Printer-friendly versionPrinter-friendly version

Introduction

Let's get started! Here is what you will learn in this lesson.

Learning objectives for this lesson

Upon completion of this lesson, you should be able to do the following:

  • Understand the relationship between the slope of the regression line and correlation,
  • Comprehend the meaning of the Coefficient of Determination, R2,
  • Know how to determine which variable is a response and which is an explanatory in a regression equation,
  • Understand that correlation measures the strength of a linear relationship between two variables,
  • Realize how outliers can influence a regression equation, and
  • Interpret the test results of simple regression analyses.

Examining Relationships Between Two Variables

Previously we considered the distribution of a single quantitative variable. Now we will study the relationship between two quantitative variables. SPECIAL NOTE: For our purposes we are going to consider the case where both variables are quantitative. However, in a regression analysis we can use categorical variables (e.g.

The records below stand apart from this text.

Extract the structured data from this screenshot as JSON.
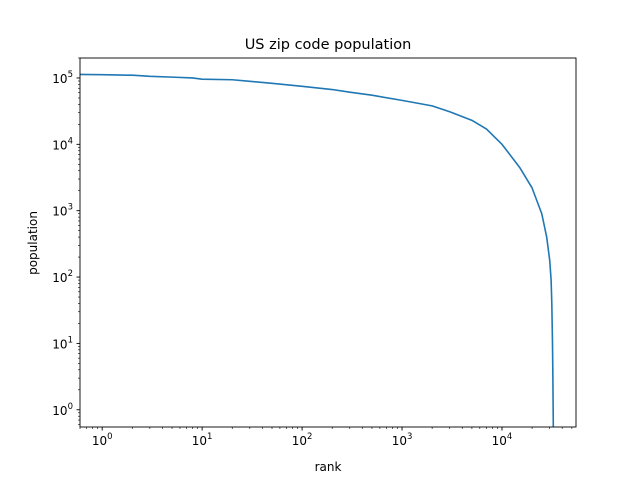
{
  "chart_data": {
    "type": "line",
    "title": "US zip code population",
    "xlabel": "rank",
    "ylabel": "population",
    "xscale": "log",
    "yscale": "log",
    "xlim": [
      0.6,
      55000
    ],
    "ylim": [
      0.55,
      200000
    ],
    "grid": false,
    "legend": "none",
    "x_ticks": [
      {
        "base": "10",
        "exp": "0",
        "value": 1
      },
      {
        "base": "10",
        "exp": "1",
        "value": 10
      },
      {
        "base": "10",
        "exp": "2",
        "value": 100
      },
      {
        "base": "10",
        "exp": "3",
        "value": 1000
      },
      {
        "base": "10",
        "exp": "4",
        "value": 10000
      }
    ],
    "y_ticks": [
      {
        "base": "10",
        "exp": "0",
        "value": 1
      },
      {
        "base": "10",
        "exp": "1",
        "value": 10
      },
      {
        "base": "10",
        "exp": "2",
        "value": 100
      },
      {
        "base": "10",
        "exp": "3",
        "value": 1000
      },
      {
        "base": "10",
        "exp": "4",
        "value": 10000
      },
      {
        "base": "10",
        "exp": "5",
        "value": 100000
      }
    ],
    "series": [
      {
        "color": "#1f77b4",
        "x": [
          0.6,
          1,
          2,
          3,
          5,
          8,
          10,
          20,
          30,
          50,
          100,
          200,
          300,
          500,
          1000,
          2000,
          3000,
          5000,
          7000,
          10000,
          15000,
          20000,
          25000,
          28000,
          30000,
          31000,
          31500,
          32000,
          32300,
          32500,
          32600
        ],
        "y": [
          113000,
          112000,
          110000,
          106000,
          103000,
          100000,
          96000,
          94000,
          89000,
          83000,
          75000,
          67000,
          61000,
          55000,
          46000,
          38000,
          31000,
          23000,
          17000,
          10000,
          4500,
          2200,
          900,
          400,
          180,
          90,
          40,
          10,
          3,
          1,
          0.55
        ]
      }
    ]
  }
}
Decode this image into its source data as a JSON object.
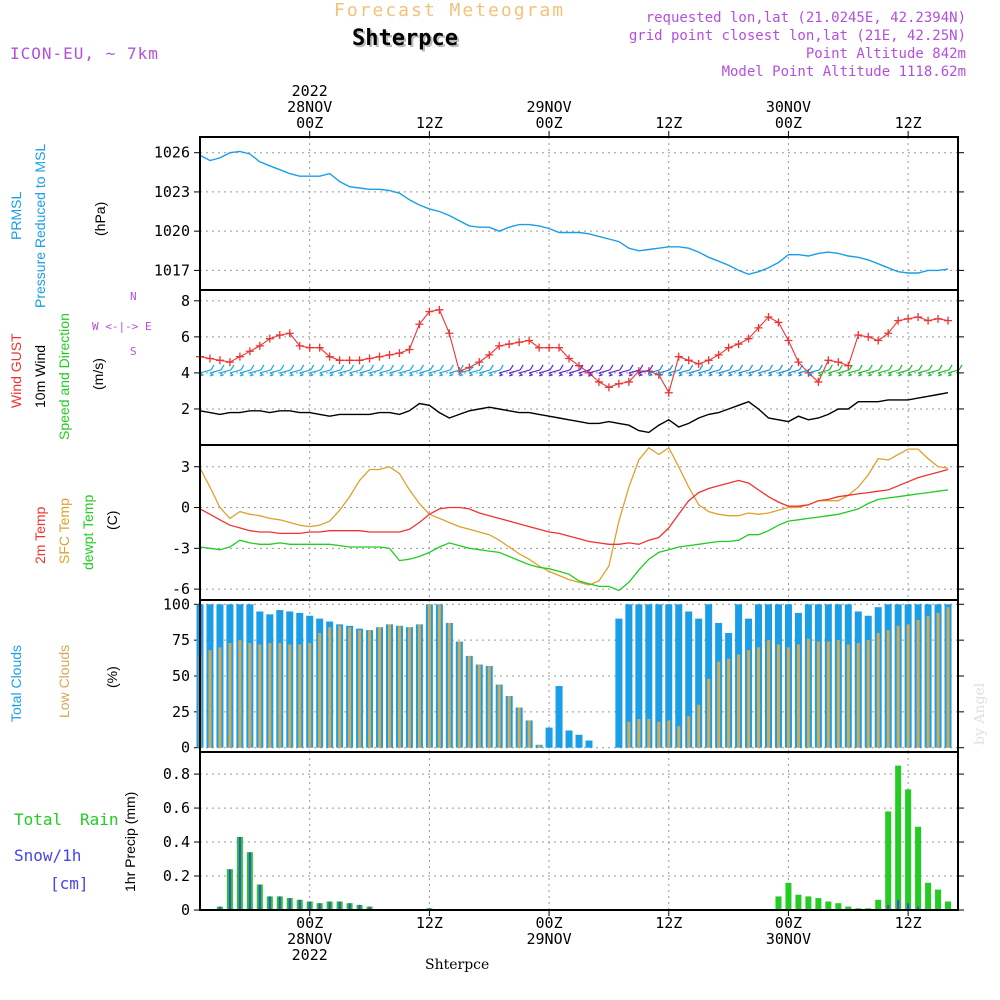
{
  "header": {
    "title_top": "Forecast Meteogram",
    "station": "Shterpce",
    "model": "ICON-EU, ~ 7km",
    "requested": "requested lon,lat (21.0245E, 42.2394N)",
    "grid_point": "grid point closest lon,lat (21E, 42.25N)",
    "point_altitude": "Point Altitude 842m",
    "model_altitude": "Model Point Altitude 1118.62m",
    "footer_station": "Shterpce",
    "credit": "by Angel"
  },
  "time_axis": {
    "top_labels": [
      {
        "lines": [
          "2022",
          "28NOV",
          "00Z"
        ],
        "t": 0
      },
      {
        "lines": [
          "12Z"
        ],
        "t": 12
      },
      {
        "lines": [
          "29NOV",
          "00Z"
        ],
        "t": 24
      },
      {
        "lines": [
          "12Z"
        ],
        "t": 36
      },
      {
        "lines": [
          "30NOV",
          "00Z"
        ],
        "t": 48
      },
      {
        "lines": [
          "12Z"
        ],
        "t": 60
      }
    ],
    "bottom_labels": [
      {
        "lines": [
          "00Z",
          "28NOV",
          "2022"
        ],
        "t": 0
      },
      {
        "lines": [
          "12Z"
        ],
        "t": 12
      },
      {
        "lines": [
          "00Z",
          "29NOV"
        ],
        "t": 24
      },
      {
        "lines": [
          "12Z"
        ],
        "t": 36
      },
      {
        "lines": [
          "00Z",
          "30NOV"
        ],
        "t": 48
      },
      {
        "lines": [
          "12Z"
        ],
        "t": 60
      }
    ],
    "range_hours": [
      -11,
      65
    ]
  },
  "colors": {
    "pressure": "#1a9ee8",
    "gust": "#ee3333",
    "wind": "#000000",
    "temp2m": "#ee3333",
    "sfc": "#e0a030",
    "dew": "#22cc22",
    "total_clouds": "#1a9ee8",
    "low_clouds": "#d2aa55",
    "rain": "#22cc22",
    "snow": "#4444ee",
    "label_purple": "#b44ee0"
  },
  "chart_data": [
    {
      "type": "line",
      "id": "pressure",
      "title": "PRMSL Pressure Reduced to MSL",
      "ylabel": [
        "PRMSL",
        "Pressure Reduced to MSL",
        "(hPa)"
      ],
      "ylim": [
        1015.5,
        1027.2
      ],
      "yticks": [
        1017,
        1020,
        1023,
        1026
      ],
      "x_start": -11,
      "x_step": 1,
      "values": [
        1025.8,
        1025.4,
        1025.6,
        1026.0,
        1026.1,
        1025.9,
        1025.3,
        1025.0,
        1024.7,
        1024.4,
        1024.2,
        1024.2,
        1024.2,
        1024.4,
        1023.8,
        1023.4,
        1023.3,
        1023.2,
        1023.2,
        1023.1,
        1022.9,
        1022.4,
        1022.0,
        1021.7,
        1021.5,
        1021.2,
        1020.8,
        1020.4,
        1020.3,
        1020.3,
        1020.0,
        1020.3,
        1020.5,
        1020.5,
        1020.4,
        1020.2,
        1019.9,
        1019.9,
        1019.9,
        1019.8,
        1019.6,
        1019.4,
        1019.2,
        1018.7,
        1018.5,
        1018.6,
        1018.7,
        1018.8,
        1018.8,
        1018.7,
        1018.4,
        1018.0,
        1017.7,
        1017.4,
        1017.0,
        1016.7,
        1016.9,
        1017.2,
        1017.6,
        1018.2,
        1018.2,
        1018.1,
        1018.3,
        1018.4,
        1018.3,
        1018.1,
        1018.0,
        1017.8,
        1017.5,
        1017.2,
        1016.9,
        1016.8,
        1016.8,
        1017.0,
        1017.0,
        1017.1
      ]
    },
    {
      "type": "line",
      "id": "wind",
      "title": "Wind GUST / 10m Wind Speed and Direction",
      "ylabel": [
        "Wind GUST",
        "10m Wind",
        "Speed and Direction",
        "(m/s)"
      ],
      "compass": [
        "N",
        "W <-|-> E",
        "S"
      ],
      "ylim": [
        0,
        8.6
      ],
      "yticks": [
        2,
        4,
        6,
        8
      ],
      "x_start": -11,
      "x_step": 1,
      "gust": [
        4.9,
        4.8,
        4.7,
        4.6,
        4.9,
        5.2,
        5.5,
        5.9,
        6.1,
        6.2,
        5.5,
        5.4,
        5.4,
        4.9,
        4.7,
        4.7,
        4.7,
        4.8,
        4.9,
        5.0,
        5.1,
        5.3,
        6.7,
        7.4,
        7.5,
        6.2,
        4.1,
        4.3,
        4.6,
        5.0,
        5.5,
        5.6,
        5.7,
        5.8,
        5.4,
        5.4,
        5.4,
        4.8,
        4.4,
        4.0,
        3.5,
        3.2,
        3.4,
        3.5,
        4.1,
        4.1,
        3.9,
        2.9,
        4.9,
        4.7,
        4.5,
        4.7,
        5.0,
        5.4,
        5.6,
        5.9,
        6.5,
        7.1,
        6.8,
        5.8,
        4.6,
        4.0,
        3.5,
        4.7,
        4.6,
        4.4,
        6.1,
        6.0,
        5.8,
        6.2,
        6.9,
        7.0,
        7.1,
        6.9,
        7.0,
        6.9
      ],
      "speed": [
        1.9,
        1.8,
        1.7,
        1.8,
        1.8,
        1.9,
        1.9,
        1.8,
        1.9,
        1.9,
        1.8,
        1.8,
        1.7,
        1.6,
        1.7,
        1.7,
        1.7,
        1.7,
        1.8,
        1.8,
        1.7,
        1.9,
        2.3,
        2.2,
        1.8,
        1.5,
        1.7,
        1.9,
        2.0,
        2.1,
        2.0,
        1.9,
        1.8,
        1.8,
        1.7,
        1.6,
        1.5,
        1.4,
        1.3,
        1.2,
        1.2,
        1.3,
        1.2,
        1.1,
        0.8,
        0.7,
        1.1,
        1.4,
        1.0,
        1.2,
        1.5,
        1.7,
        1.8,
        2.0,
        2.2,
        2.4,
        2.0,
        1.5,
        1.4,
        1.3,
        1.6,
        1.4,
        1.5,
        1.7,
        2.0,
        2.0,
        2.4,
        2.4,
        2.4,
        2.5,
        2.5,
        2.5,
        2.6,
        2.7,
        2.8,
        2.9
      ],
      "barb_direction": "westerly flow turning south-westerly"
    },
    {
      "type": "line",
      "id": "temperature",
      "title": "2m Temp / SFC Temp / dewpt Temp",
      "ylabel": [
        "2m Temp",
        "SFC Temp",
        "dewpt Temp",
        "(C)"
      ],
      "ylim": [
        -6.8,
        4.6
      ],
      "yticks": [
        -6,
        -3,
        0,
        3
      ],
      "x_start": -11,
      "x_step": 1,
      "temp2m": [
        -0.1,
        -0.5,
        -0.9,
        -1.3,
        -1.5,
        -1.7,
        -1.8,
        -1.8,
        -1.9,
        -1.9,
        -1.9,
        -1.8,
        -1.8,
        -1.7,
        -1.7,
        -1.7,
        -1.7,
        -1.8,
        -1.8,
        -1.8,
        -1.8,
        -1.6,
        -1.1,
        -0.5,
        -0.1,
        0.0,
        0.0,
        -0.1,
        -0.4,
        -0.6,
        -0.8,
        -1.0,
        -1.2,
        -1.4,
        -1.6,
        -1.8,
        -1.9,
        -2.1,
        -2.3,
        -2.5,
        -2.6,
        -2.7,
        -2.7,
        -2.6,
        -2.7,
        -2.4,
        -2.2,
        -1.5,
        -0.5,
        0.5,
        1.1,
        1.4,
        1.6,
        1.8,
        2.0,
        1.8,
        1.3,
        0.8,
        0.4,
        0.1,
        0.1,
        0.2,
        0.5,
        0.6,
        0.8,
        0.9,
        1.0,
        1.1,
        1.2,
        1.3,
        1.6,
        1.9,
        2.2,
        2.4,
        2.6,
        2.8
      ],
      "sfc": [
        2.9,
        1.5,
        0.0,
        -0.8,
        -0.3,
        -0.5,
        -0.6,
        -0.8,
        -0.9,
        -1.1,
        -1.3,
        -1.4,
        -1.3,
        -1.0,
        -0.2,
        0.8,
        2.0,
        2.8,
        2.8,
        3.0,
        2.5,
        1.3,
        0.3,
        -0.5,
        -0.8,
        -1.1,
        -1.4,
        -1.6,
        -1.8,
        -2.0,
        -2.4,
        -2.9,
        -3.4,
        -3.8,
        -4.3,
        -4.7,
        -5.0,
        -5.3,
        -5.5,
        -5.7,
        -5.4,
        -4.3,
        -1.0,
        1.5,
        3.5,
        4.4,
        3.9,
        4.4,
        3.0,
        1.5,
        0.2,
        -0.3,
        -0.5,
        -0.6,
        -0.6,
        -0.4,
        -0.5,
        -0.4,
        -0.2,
        0.0,
        0.0,
        0.2,
        0.5,
        0.5,
        0.5,
        0.9,
        1.5,
        2.4,
        3.6,
        3.5,
        3.9,
        4.3,
        4.3,
        3.6,
        3.0,
        2.9
      ],
      "dew": [
        -2.9,
        -3.0,
        -3.1,
        -2.9,
        -2.4,
        -2.6,
        -2.7,
        -2.7,
        -2.6,
        -2.7,
        -2.7,
        -2.7,
        -2.7,
        -2.7,
        -2.8,
        -2.9,
        -2.9,
        -2.9,
        -2.9,
        -3.0,
        -3.9,
        -3.8,
        -3.6,
        -3.3,
        -2.9,
        -2.6,
        -2.8,
        -3.0,
        -3.1,
        -3.2,
        -3.3,
        -3.6,
        -3.9,
        -4.2,
        -4.4,
        -4.5,
        -4.7,
        -4.9,
        -5.4,
        -5.6,
        -5.8,
        -5.8,
        -6.1,
        -5.5,
        -4.6,
        -3.8,
        -3.3,
        -3.1,
        -2.9,
        -2.8,
        -2.7,
        -2.6,
        -2.5,
        -2.5,
        -2.4,
        -2.0,
        -2.0,
        -1.7,
        -1.3,
        -1.0,
        -0.9,
        -0.8,
        -0.7,
        -0.6,
        -0.5,
        -0.3,
        -0.1,
        0.3,
        0.6,
        0.7,
        0.8,
        0.9,
        1.0,
        1.1,
        1.2,
        1.3
      ]
    },
    {
      "type": "bar",
      "id": "clouds",
      "title": "Total Clouds / Low Clouds",
      "ylabel": [
        "Total Clouds",
        "Low Clouds",
        "(%)"
      ],
      "ylim": [
        -3,
        103
      ],
      "yticks": [
        0,
        25,
        50,
        75,
        100
      ],
      "x_start": -11,
      "x_step": 1,
      "total": [
        100,
        100,
        100,
        100,
        100,
        100,
        95,
        93,
        96,
        95,
        94,
        92,
        90,
        88,
        86,
        85,
        83,
        82,
        84,
        86,
        85,
        84,
        86,
        100,
        100,
        87,
        74,
        64,
        58,
        57,
        44,
        36,
        28,
        19,
        2,
        14,
        43,
        12,
        9,
        5,
        0,
        0,
        90,
        100,
        100,
        100,
        100,
        100,
        100,
        95,
        90,
        100,
        87,
        80,
        100,
        90,
        100,
        100,
        100,
        100,
        94,
        100,
        100,
        100,
        100,
        100,
        95,
        92,
        98,
        100,
        100,
        100,
        100,
        100,
        100,
        100
      ],
      "low": [
        65,
        68,
        70,
        73,
        75,
        73,
        72,
        73,
        73,
        72,
        72,
        73,
        80,
        84,
        85,
        84,
        82,
        82,
        84,
        86,
        85,
        84,
        86,
        100,
        100,
        87,
        74,
        64,
        58,
        57,
        44,
        36,
        28,
        19,
        2,
        0,
        0,
        0,
        0,
        0,
        0,
        0,
        0,
        18,
        20,
        20,
        18,
        19,
        15,
        22,
        30,
        48,
        60,
        62,
        65,
        68,
        70,
        75,
        72,
        70,
        72,
        76,
        74,
        74,
        75,
        72,
        73,
        75,
        80,
        82,
        85,
        86,
        89,
        92,
        94,
        98
      ]
    },
    {
      "type": "bar",
      "id": "precip",
      "title": "1hr Precip (mm) - Total Rain / Snow/1h [cm]",
      "ylabel": [
        "1hr Precip (mm)"
      ],
      "legend": [
        "Total",
        "Rain",
        "Snow/1h",
        "[cm]"
      ],
      "ylim": [
        0,
        0.93
      ],
      "yticks": [
        0,
        0.2,
        0.4,
        0.6,
        0.8
      ],
      "x_start": -11,
      "x_step": 1,
      "total": [
        0,
        0,
        0.02,
        0.24,
        0.43,
        0.34,
        0.15,
        0.08,
        0.08,
        0.07,
        0.06,
        0.05,
        0.04,
        0.05,
        0.05,
        0.04,
        0.03,
        0.02,
        0,
        0,
        0,
        0,
        0,
        0.01,
        0,
        0,
        0,
        0,
        0,
        0,
        0,
        0,
        0,
        0,
        0,
        0,
        0,
        0,
        0,
        0,
        0,
        0,
        0,
        0,
        0,
        0,
        0,
        0,
        0,
        0,
        0,
        0,
        0,
        0,
        0,
        0,
        0,
        0,
        0.08,
        0.16,
        0.09,
        0.08,
        0.07,
        0.05,
        0.04,
        0.02,
        0.01,
        0.01,
        0.06,
        0.58,
        0.85,
        0.71,
        0.49,
        0.16,
        0.12,
        0.05
      ],
      "snow": [
        0,
        0,
        0.02,
        0.24,
        0.43,
        0.34,
        0.15,
        0.08,
        0.08,
        0.07,
        0.06,
        0.05,
        0.04,
        0.05,
        0.05,
        0.04,
        0.03,
        0.02,
        0,
        0,
        0,
        0,
        0,
        0.01,
        0,
        0,
        0,
        0,
        0,
        0,
        0,
        0,
        0,
        0,
        0,
        0,
        0,
        0,
        0,
        0,
        0,
        0,
        0,
        0,
        0,
        0,
        0,
        0,
        0,
        0,
        0,
        0,
        0,
        0,
        0,
        0,
        0,
        0,
        0,
        0,
        0,
        0,
        0,
        0,
        0,
        0,
        0,
        0,
        0,
        0.03,
        0.06,
        0.04,
        0.02,
        0,
        0,
        0
      ]
    }
  ]
}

Gender, Class Standing) as a response i.e. predictor. When we consider the relationship between two variables, there are three possibilities:

  1. Both variables are categorical. We analyze an association through a comparison of conditional probabilities and graphically represent the data using contingency tables. Examples of categorical variables are gender and class standing.
  2. Both variables are quantitative. To analyze this situation we consider how one variable, called a response variable, changes in relation to changes in the other variable called an explanatory variable. Graphically we use scatterplots to display two quantitative variables. Examples are age, height, weight (i.e. things that are measured).
  3. One variable is categorical and the other is quantitative, for instance height and gender. These are best compared by using side-by-side boxplots to display any differences or similarities in the center and variability of the quantitative variable (e.g. height) across the categories (e.g. Male and Female).